Tahun ini, saya tidak akan membuat resolusi muluk-muluk. Sebaliknya, saya akan menapak balik pada gundukan masa lalu yang menciptakan jalan menuju masa kini. Ini terinspirasi oleh sebuah pesan singkat yang masuk dalam inbox Facebook saya semalam, dari seorang pembaca di Bali, yang bertanya apa suka duka saya sebagai seorang penulis selama ini.

Jujur, pertanyaan itu awalnya tidak terlalu saya renungkan, karena menjawab suka dan duka selama perjalanan ini tidak dapat dirangkum dengan mudah. Namun kemudian, saya kembali berpikir tentang awal saya menulis. Rupanya, saya telah mulai aktif menulis sejak 2007, dan tahun ini merupakan tahun ketujuh saya meminjam istilah 'penulis' dalam resume hidup saya.

Saya bukan seorang penulis full time. Sebelum menjadi penulis, saya memiliki banyak peran lain - seorang anak, seorang karyawan penuh waktu, seorang jurnalis paruh waktu, seorang wirausahawati. Tahun lalu, saya mengambil peran seorang istri, dan tahun depan, seorang ibu. Saya juga sempat menjajali proofreading, dan banyak peran-peran kecil lain di luar penulis. Tapi, entah kenapa menjelma menjadi penulis adalah salah satu hal yang paling mendarahdaging dalam perjalanan karir profesional saya sejauh ini. Ya, meskipun tidak menulis sepanjang hari. Meskipun dalam setahun kadang saya tidak menelurkan karya. Walau blog ini bisa saja kosong selama sebulan penuh.
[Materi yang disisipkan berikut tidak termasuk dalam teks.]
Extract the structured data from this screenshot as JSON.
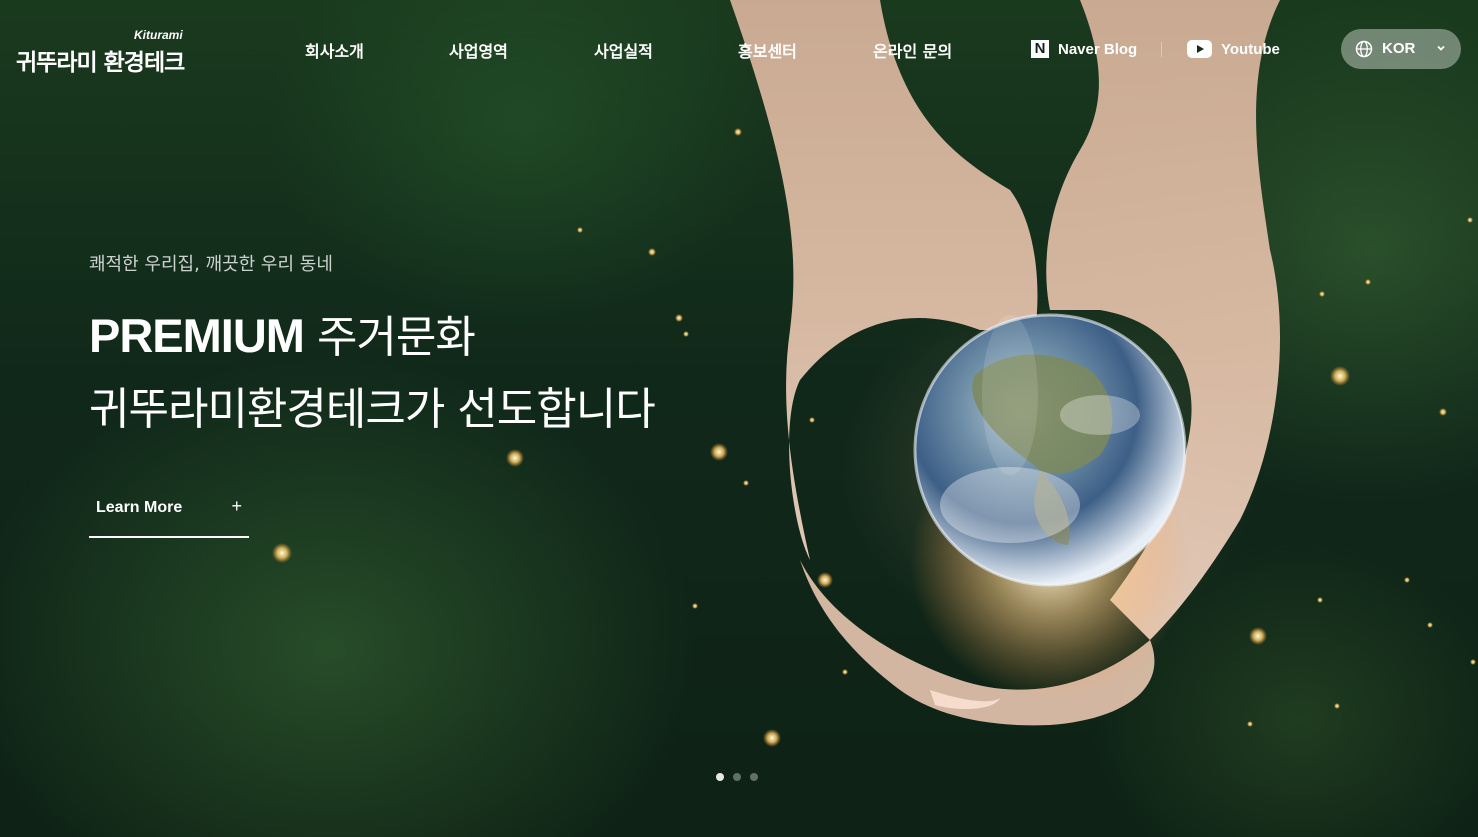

Suka duka menulis, tentu banyak. Entah bagaimana saya harus mendeskripsikan rasa, karena rasa itu rumit dan subjektif. Yang saya tahu, saya menyukai perasaan pada kala kata-kata bagaikan muncul begitu saja lewat tarian jemari pada keyboard laptop. Saya menyukai bagaimana karakter-karakter saya dengan sabar menuntun saya menuju cerita mereka, masuk ke dalamnya dan bermain di sana, sampai saatnya saya pergi. Saya menyukai rasa lega sekaligus puas yang menyusup begitu hari berakhir dengan beberapa ribu kata terketik rapi dalam file di komputer. Dan ketika naskah berubah menjadi buku, ketika kerjasama dengan editor, penata layout, pembuat kover dan proofreader menghasilkan sesuatu yang fisik dan dapat dibaca oleh orang lain, rasa itu menjadi lebih sulit untuk diterjemahkan. Pada saat-saat seperti ini, kebahagiaan yang dirasakan rasanya lebih besar dari harta materi yang bersanding dengan keberhasilan sebuah buku.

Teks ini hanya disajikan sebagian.